Now I am going to turn heel a little here and disagree with people saying the whole idea of having the Blind Man be a sorta-protagonistish-person is a bad one. I just think making the audience root for a bad guy is hard, and the film did not really try to do that. Sitting with the bad a little more, less attempts at action and twists, less environments to move the movie through, and some self awareness. Probably with a different lead character and having Lang still as this ominous figure, but instead stepping between a situation and getting involved. A lot less screen time would have kept some of the mystery and probably bothered less people.

Atlas (2024) 1.5/5

There are a lot of neat parts here but it just doesn’t come together well, and I think that falls very heavily on the direction and the script.

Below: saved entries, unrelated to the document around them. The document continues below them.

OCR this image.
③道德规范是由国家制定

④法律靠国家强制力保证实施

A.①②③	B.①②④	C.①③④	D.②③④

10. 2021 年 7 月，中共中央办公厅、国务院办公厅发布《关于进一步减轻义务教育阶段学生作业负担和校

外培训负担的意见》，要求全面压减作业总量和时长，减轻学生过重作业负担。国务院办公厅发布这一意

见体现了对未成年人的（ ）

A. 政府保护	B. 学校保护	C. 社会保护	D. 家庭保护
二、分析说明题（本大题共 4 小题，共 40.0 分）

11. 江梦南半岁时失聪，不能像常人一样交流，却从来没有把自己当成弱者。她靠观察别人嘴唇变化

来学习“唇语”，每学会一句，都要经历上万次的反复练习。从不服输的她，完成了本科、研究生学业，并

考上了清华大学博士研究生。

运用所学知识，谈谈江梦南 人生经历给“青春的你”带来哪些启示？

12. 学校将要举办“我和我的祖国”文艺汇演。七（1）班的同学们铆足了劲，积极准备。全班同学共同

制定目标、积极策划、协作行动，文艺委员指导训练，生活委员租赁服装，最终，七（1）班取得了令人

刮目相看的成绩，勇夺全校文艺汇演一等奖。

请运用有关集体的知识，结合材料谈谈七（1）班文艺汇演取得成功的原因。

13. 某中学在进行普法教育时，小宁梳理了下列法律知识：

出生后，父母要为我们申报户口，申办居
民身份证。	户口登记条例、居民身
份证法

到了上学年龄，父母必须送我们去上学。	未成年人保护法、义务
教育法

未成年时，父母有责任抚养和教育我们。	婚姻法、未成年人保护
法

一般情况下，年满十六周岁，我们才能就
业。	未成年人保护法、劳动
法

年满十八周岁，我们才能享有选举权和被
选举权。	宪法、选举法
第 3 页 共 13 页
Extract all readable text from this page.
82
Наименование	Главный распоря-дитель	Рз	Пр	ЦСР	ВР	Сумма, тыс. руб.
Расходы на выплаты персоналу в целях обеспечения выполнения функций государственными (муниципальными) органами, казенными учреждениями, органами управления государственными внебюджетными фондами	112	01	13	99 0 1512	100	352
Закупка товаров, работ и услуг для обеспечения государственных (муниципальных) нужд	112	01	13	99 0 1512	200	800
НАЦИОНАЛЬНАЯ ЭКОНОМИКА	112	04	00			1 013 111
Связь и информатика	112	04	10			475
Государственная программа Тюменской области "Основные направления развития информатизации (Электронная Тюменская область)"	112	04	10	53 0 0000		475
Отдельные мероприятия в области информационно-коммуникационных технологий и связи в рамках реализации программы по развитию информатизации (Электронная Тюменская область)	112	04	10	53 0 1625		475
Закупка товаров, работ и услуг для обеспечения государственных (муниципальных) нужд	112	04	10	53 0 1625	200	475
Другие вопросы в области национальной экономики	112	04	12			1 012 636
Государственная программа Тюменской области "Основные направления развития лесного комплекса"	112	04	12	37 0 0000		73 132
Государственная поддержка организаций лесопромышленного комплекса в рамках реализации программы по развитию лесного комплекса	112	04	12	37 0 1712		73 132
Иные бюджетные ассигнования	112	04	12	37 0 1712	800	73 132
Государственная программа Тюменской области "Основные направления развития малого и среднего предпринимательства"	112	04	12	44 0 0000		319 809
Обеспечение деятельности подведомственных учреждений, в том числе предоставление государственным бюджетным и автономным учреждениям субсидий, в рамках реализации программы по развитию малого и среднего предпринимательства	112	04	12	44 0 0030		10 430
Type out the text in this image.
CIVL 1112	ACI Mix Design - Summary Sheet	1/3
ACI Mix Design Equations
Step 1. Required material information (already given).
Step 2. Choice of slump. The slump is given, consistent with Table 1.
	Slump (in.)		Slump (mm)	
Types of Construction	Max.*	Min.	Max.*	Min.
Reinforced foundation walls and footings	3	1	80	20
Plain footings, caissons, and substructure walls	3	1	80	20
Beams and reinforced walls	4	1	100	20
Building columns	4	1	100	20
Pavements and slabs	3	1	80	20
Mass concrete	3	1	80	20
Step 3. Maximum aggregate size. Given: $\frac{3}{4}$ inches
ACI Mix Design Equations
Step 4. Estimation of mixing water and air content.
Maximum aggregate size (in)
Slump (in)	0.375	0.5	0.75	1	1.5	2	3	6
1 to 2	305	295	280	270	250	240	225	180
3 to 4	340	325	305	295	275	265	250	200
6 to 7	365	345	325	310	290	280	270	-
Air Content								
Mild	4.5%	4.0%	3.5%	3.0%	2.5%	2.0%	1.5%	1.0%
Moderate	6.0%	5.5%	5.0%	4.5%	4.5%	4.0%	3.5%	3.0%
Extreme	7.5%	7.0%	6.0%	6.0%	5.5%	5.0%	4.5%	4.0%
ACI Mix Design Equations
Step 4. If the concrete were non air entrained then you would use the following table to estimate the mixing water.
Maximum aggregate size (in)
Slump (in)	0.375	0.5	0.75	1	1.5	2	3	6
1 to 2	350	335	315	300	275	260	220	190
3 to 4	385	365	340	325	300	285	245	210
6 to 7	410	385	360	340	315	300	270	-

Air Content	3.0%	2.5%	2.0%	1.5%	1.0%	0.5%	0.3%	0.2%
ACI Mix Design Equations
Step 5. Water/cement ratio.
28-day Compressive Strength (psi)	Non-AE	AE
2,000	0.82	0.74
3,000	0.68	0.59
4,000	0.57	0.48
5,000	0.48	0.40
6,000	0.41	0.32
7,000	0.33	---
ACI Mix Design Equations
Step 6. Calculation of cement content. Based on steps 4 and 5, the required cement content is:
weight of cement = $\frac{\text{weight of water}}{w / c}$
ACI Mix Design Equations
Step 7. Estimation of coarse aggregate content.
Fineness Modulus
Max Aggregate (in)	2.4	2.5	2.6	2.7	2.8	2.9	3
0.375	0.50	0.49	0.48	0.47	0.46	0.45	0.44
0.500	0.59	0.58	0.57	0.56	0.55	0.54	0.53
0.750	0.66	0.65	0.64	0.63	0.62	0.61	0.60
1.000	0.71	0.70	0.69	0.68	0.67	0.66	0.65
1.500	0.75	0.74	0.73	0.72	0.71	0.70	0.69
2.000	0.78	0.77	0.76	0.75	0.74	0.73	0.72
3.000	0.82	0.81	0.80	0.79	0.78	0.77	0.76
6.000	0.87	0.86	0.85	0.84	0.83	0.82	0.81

Everything else ranges from serviceable to good. I am not a big JLo listener/watcher but I think I could see people wrongly putting it on her shoulders because her face is all over it. None of the actors felt like they were slacking off and the fx house did some neat work.

3:10 to Yuma (2007) 3.5/5

A good movie but a little too cleanly puzzled together. The scripts cleanliness takes front stage to character motivations. This makes for some admittedly fun one liners and impressive scenes, but it feels very Hollywood by the end. Even the wrapping up feels like everyone says the right thing in unnatural ways to get it to the overall cool idea. This leaves Dallas Roberts, as the money man, to just be super agreeable at every step.

This also may be the cleanest R rated film. I am not advocating for going Bone Tomahawk, but it detracts how every death is so visually polite. Especially when quite a lot of characters are motivated by dealing and avoiding death out.

If that seems tough on the film, it is only because I really like certain parts. Ben Foster is fantastic and chews what he can with his dialogue. Peter Fonda really nailed his holyer-than-thou role. Bale is awesome and lets scenes breath around him. It is always fun to see Alan Tudyk, even if his character felt very cut down in editing here or in need of some actual doctoring scenes along the journey.